Seyed Hamid Reza Faiz1

1-Associate Professor of Anesthesiology, Departement of Anesthesiology, Faculty of Medicine, Iran University of Medical Sciences, Tehran, Iran


Patients on ventilatory support in intensive care unit (ICU) require sedation and analgesia to facilitate mechanical ventilation and endotracheal tube tolerance. Clinical outcomes such as heart rate and blood pressure may be improved with dexmedetomidine as compared with benzodiazepines and propofol in studies. The objective of this study was to determine the clinical effectiveness of a sedation infusion protocol for dexmedetomidine.

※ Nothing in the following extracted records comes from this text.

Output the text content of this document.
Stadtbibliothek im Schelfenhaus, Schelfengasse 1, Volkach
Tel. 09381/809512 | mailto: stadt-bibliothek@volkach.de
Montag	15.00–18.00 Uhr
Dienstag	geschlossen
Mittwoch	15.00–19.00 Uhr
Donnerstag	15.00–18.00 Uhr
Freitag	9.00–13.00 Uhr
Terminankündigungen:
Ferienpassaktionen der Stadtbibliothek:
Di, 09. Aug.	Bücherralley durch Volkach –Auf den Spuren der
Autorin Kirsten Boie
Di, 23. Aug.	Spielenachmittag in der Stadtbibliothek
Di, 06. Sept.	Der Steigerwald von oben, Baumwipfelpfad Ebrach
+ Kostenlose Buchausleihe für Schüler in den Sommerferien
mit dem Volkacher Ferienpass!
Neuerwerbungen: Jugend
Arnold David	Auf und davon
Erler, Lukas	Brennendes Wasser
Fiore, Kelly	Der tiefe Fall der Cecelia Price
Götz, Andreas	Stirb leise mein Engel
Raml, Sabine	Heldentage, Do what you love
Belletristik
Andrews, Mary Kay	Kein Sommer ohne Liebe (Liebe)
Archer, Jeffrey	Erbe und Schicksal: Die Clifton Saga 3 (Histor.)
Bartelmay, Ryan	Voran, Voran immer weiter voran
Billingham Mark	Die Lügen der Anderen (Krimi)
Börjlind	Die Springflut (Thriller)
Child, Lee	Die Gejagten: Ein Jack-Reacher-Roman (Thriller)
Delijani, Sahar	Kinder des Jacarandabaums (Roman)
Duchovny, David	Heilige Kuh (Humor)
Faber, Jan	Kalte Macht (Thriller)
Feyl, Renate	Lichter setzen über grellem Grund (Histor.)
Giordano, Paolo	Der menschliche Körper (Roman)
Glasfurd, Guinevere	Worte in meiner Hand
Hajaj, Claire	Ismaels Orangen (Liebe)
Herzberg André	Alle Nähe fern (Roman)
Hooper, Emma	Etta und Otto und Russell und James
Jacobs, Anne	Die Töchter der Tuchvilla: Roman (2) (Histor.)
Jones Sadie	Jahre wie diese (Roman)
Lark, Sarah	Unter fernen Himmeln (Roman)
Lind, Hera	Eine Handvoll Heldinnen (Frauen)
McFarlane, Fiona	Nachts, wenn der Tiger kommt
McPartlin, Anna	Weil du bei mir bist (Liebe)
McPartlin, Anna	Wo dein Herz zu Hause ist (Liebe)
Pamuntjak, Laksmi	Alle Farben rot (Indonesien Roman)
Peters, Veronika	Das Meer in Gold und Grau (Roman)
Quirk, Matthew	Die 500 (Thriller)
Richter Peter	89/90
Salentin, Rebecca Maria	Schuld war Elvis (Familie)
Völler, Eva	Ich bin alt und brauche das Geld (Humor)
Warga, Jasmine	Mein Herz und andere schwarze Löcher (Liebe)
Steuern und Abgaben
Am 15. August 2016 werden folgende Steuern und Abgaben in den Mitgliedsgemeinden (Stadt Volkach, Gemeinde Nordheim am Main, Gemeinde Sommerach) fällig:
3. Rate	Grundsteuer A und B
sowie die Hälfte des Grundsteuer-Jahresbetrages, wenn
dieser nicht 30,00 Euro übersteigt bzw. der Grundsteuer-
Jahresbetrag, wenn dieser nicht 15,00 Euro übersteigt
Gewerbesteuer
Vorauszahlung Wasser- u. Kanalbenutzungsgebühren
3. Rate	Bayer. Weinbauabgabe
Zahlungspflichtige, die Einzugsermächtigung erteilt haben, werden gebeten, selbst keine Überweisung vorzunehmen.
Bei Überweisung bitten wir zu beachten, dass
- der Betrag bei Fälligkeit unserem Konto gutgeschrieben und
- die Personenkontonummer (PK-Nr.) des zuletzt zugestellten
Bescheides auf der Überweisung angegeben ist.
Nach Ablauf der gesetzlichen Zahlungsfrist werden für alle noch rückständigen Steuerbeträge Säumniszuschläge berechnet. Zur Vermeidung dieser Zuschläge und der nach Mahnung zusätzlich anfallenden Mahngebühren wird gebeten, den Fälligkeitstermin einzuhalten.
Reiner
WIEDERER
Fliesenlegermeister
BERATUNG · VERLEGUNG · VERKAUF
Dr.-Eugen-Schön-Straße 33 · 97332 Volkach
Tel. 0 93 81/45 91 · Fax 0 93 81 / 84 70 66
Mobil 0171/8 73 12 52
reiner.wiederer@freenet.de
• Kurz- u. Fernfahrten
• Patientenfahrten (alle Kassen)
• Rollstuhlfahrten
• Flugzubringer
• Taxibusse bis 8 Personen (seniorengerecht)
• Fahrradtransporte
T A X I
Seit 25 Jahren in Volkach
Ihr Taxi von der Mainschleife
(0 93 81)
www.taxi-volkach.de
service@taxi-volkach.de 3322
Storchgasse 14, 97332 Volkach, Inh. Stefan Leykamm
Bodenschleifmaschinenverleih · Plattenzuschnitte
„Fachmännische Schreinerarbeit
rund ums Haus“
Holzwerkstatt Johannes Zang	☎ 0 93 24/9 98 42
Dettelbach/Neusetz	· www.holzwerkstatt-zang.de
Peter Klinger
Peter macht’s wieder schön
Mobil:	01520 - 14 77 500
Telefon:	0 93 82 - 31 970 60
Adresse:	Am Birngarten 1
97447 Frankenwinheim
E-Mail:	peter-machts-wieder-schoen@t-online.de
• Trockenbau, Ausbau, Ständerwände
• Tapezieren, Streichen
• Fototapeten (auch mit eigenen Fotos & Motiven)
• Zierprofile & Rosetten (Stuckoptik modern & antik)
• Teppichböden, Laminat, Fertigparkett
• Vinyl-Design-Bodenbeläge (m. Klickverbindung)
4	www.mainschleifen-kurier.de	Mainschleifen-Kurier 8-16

A total of 90 adult, mechanically ventilated patients meeting the standard criteria for weaning, randomized into 3 groups of 30 patients each, received intravenous infusion of dexmedetomidine (0.2-0.7 mcg/kg/h)(DG) or midazolam (0.04-0.2 mg/kg/h)(MG) or propofol ( 1-3mg/kg/hr) (PG) as needed for Ramsay sedation scale 2-4. Extubation performed following with standard extubation. Time for extubation and vital parameters were regularly recorded.
The time to extubation in the DG was essentially lower than the other groups. Heart rate and blood pressure was essentially lower in DG than the other groups at the majority of the circumstances.
Dexmedetomidine has clinically significant advantages in facilitating extubation due to its shorter time to extubation, more hemodynamic stability, and absence of respiratory depression.